In this embodiment, theprediction module 12 sends the predicted operation request M to theexecution module 13, and theexecution module 13 invokes the corresponding operation key list and pops up and displays the recommended operation key on the central control screen of the cabin.

To facilitate understanding of the present solution, the driver is presented with a description of the adjustment of the temperature in the vehicle. Theperception module 11 collects the driver behavior information, and theprediction module 12 predicts that the driver has the operation willingness to adjust the cabin temperature by combining the historical behavior information of the driver when the perception module monitors that the attention of the driver is transferred to the central control screen area and the driver has the operation central control willingness by the aid of the audio-video file. The in-car environment sensor of thesensing module 11 acquires state data such as the current cabin temperature T-cabin, the ambient temperature sensor T-env, the vehicle Speed, the air conditioning state AC-on/off, the vehicle window state Win-on/off and the like, and forms a state matrix A_cur and B_val respectively when the state data such as the cabin temperature sensor value T-cabin, the ambient temperature sensor value T-env, the vehicle Speed, the air conditioning state AC-on/off, the vehicle window state Win-on/off and the like are combined with a driver history operation button. And calculating the similarity S of the current state and the past positive sample state by adopting the pearson correlation coefficient, and then taking three positive sample key operation results t1, t2 and t3 with the highest similarity by utilizing the sequence of the similarity from large to small.

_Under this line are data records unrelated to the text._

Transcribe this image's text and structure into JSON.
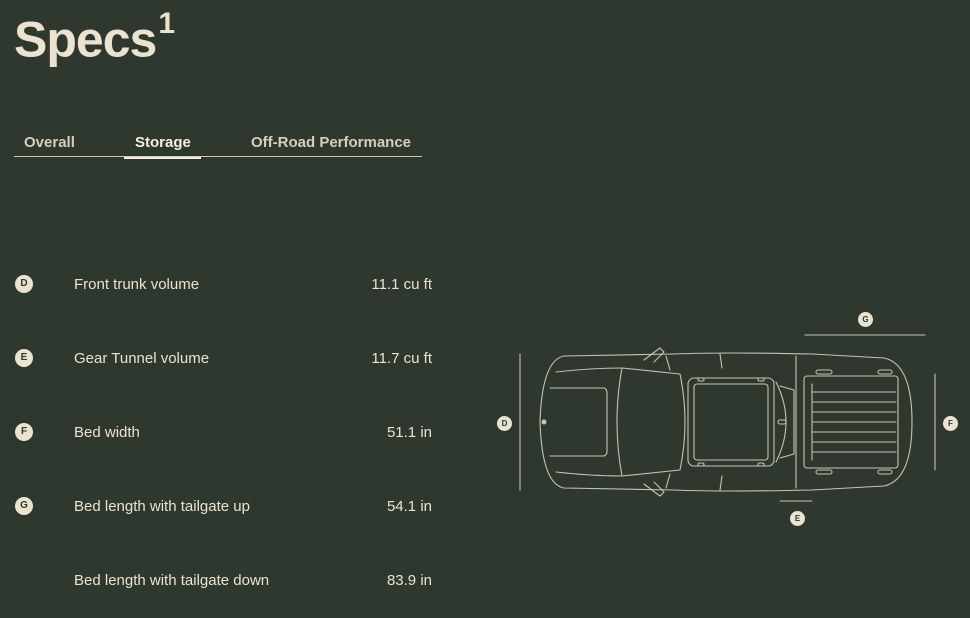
{
  "page": {
    "title": "Specs",
    "title_sup": "1"
  },
  "tabs": [
    {
      "label": "Overall",
      "active": false
    },
    {
      "label": "Storage",
      "active": true
    },
    {
      "label": "Off-Road Performance",
      "active": false
    }
  ],
  "specs": [
    {
      "badge": "D",
      "label": "Front trunk volume",
      "value": "11.1 cu ft"
    },
    {
      "badge": "E",
      "label": "Gear Tunnel volume",
      "value": "11.7 cu ft"
    },
    {
      "badge": "F",
      "label": "Bed width",
      "value": "51.1 in"
    },
    {
      "badge": "G",
      "label": "Bed length with tailgate up",
      "value": "54.1 in"
    },
    {
      "badge": "",
      "label": "Bed length with tailgate down",
      "value": "83.9 in"
    }
  ],
  "diagram": {
    "markers": {
      "d": "D",
      "e": "E",
      "f": "F",
      "g": "G"
    }
  },
  "colors": {
    "background": "#2f382e",
    "text": "#ebe3cf",
    "line": "#c9c3b0"
  }
}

When the cabin display module receives the positive sample M output by the driver behavior prediction system, the buttons t1, t2 and t3 are sequentially displayed on the left side of the display screen according to recommended buttons t1, t2 and t3 output by the button recommendation system.

Wherein, t1=air conditioning temperature setting key, t2=air conditioning air output volume key, t3=window lifting key. And popping up the side, close to the driver, of the central control screen according to the sequence from top to bottom, so that a rapid operation function is realized.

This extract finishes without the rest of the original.